Dieser wuchs dem Netzwerk wenig später zu, eben mit Sigmar Gabriel (ihm zur Seite sein getreuer Thomas Oppermann). Mit Gabriel regiert heute kein Berliner, sondern ein bekennender Mann der Provinz – aus Goslar – als Vizekanzler diese Berliner Republik. Doch die von Bude reklamierte sozialdemokratische Definition unseres Landes steht weiterhin aus, seit Gerhard Schröders Agenda-Kurs erst die Partei, dann das Land gespalten und entsolidarisiert hat.

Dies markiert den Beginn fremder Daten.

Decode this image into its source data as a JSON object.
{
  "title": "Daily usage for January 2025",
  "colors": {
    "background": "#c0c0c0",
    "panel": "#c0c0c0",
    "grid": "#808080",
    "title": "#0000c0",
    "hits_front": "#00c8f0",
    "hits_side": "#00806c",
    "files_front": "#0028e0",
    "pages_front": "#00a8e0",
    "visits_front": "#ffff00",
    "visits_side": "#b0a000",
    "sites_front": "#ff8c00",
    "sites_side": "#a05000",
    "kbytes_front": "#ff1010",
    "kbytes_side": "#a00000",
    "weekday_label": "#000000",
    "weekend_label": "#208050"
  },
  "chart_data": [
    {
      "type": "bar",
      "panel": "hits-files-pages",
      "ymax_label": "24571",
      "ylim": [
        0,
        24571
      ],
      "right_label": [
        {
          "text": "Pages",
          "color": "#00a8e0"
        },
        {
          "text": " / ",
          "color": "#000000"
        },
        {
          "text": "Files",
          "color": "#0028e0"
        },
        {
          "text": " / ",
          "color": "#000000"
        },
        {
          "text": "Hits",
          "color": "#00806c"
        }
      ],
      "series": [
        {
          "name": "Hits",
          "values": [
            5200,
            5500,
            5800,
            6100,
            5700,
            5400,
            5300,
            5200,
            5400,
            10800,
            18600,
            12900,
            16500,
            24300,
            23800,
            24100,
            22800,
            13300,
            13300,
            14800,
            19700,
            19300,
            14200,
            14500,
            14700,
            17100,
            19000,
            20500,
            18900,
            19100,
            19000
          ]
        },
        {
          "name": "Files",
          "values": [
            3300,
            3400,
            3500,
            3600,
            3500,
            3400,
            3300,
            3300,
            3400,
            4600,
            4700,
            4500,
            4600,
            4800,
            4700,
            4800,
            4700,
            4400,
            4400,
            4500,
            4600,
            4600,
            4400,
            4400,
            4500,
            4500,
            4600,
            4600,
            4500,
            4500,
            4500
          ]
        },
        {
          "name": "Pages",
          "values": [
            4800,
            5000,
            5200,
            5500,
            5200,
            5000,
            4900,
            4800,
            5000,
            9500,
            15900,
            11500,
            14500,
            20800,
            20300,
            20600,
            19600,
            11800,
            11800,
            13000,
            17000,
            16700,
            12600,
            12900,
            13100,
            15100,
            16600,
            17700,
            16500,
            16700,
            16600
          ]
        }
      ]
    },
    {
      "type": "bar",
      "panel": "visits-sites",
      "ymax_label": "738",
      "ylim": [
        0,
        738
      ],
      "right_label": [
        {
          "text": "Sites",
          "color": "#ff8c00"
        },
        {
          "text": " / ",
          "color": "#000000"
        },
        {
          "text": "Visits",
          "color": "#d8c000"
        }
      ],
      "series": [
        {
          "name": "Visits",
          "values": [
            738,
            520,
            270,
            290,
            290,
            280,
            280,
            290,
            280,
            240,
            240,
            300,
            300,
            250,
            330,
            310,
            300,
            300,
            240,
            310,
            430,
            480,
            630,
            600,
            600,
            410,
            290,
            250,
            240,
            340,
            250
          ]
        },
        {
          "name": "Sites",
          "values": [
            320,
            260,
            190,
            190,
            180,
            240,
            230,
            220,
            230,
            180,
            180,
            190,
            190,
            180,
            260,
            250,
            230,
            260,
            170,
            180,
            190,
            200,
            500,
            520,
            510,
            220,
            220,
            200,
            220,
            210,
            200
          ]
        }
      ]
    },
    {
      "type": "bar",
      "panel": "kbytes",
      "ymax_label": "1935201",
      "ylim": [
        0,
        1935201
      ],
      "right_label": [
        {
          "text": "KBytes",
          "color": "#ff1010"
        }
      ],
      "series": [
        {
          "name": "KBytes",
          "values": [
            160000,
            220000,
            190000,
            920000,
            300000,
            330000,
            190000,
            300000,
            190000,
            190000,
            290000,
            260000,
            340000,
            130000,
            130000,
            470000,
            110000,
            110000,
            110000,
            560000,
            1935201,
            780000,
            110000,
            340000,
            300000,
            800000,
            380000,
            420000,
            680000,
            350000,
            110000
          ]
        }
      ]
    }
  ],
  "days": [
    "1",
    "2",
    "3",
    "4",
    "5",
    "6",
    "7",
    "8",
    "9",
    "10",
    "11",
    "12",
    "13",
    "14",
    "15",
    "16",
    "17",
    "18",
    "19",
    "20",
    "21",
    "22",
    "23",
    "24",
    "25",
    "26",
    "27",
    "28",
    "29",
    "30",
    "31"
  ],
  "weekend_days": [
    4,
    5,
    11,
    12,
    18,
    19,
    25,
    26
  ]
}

Franz Walter hat also Recht behalten. Die Generation Berlin war und ist bis heute eine Kopfgeburt, eine Generation am Reißbrett geblieben, und das „Netzwerk“ ist vor allem eins: eine politische Seilschaft. Noch immer ist ungewiss, wofür es eines Tages im Gedächtnis geblieben sein wird: für die Karriereorientierung seiner Mitglieder – oder für ein eigenes, dringend gebrauchtes neues sozialdemokratisches Konzept, das den so gefährdeten solidarischen Zusammenhalt dieser labilen Republik sichert, gegen die reaktionären Angriffe von AfD bis Pegida.

„Erneuerung beginnt im Kopf“, lautet die Überschrift der diesjährigen Jubiläumsveranstaltung. Wo denn auch sonst, möchte man hinzufügen. Zeit jedenfalls wird’s, der entkernten SPD eine neue Identität zu verleihen. Noch immer wartet vielleicht nicht die ganze Gesellschaft, aber doch der an Zusammenhalt orientierte Teil darauf, ob und wie die Sozialdemokratie endlich ihre Orientierungskrise löst. Heute, da sich die westliche Welt der vielleicht größten Bedrohung ihrer Werte seit 1945 ausgesetzt sieht, ist die Aufforderung Franz Walters von 1999 aktueller denn je: „Es geht in der Tat um die neue geistige Orientierung der Basis und des Mittelbaus, aber auch der Parteieliten, denn die haben ebenfalls Probleme anzugeben, wohin es gehen soll. Eine richtungs- und sprachlose Partei indessen wirkt abschreckend auf Wähler.“ An dieser fundamentalen Anfrage hat sich bis heute nichts grundsätzlich geändert. Im Gegenteil: In derart unübersichtlichen, radikal krisenhaften Zeiten ist klare Orientierung stärker gefragt denn je. Wofür steht, wohin will dieses Land? Und wofür steht die deutsche Sozialdemokratie? Diese doppelte Identitätskrise harrt einer Antwort. Noch ist offen, ob die Netzwerker zu „gut gelaunt Resignierten“ werden oder ob es ihnen doch noch gelingt, diesem Land ihren Stempel aufzudrücken. Der Berliner Republik wäre es zu wünschen.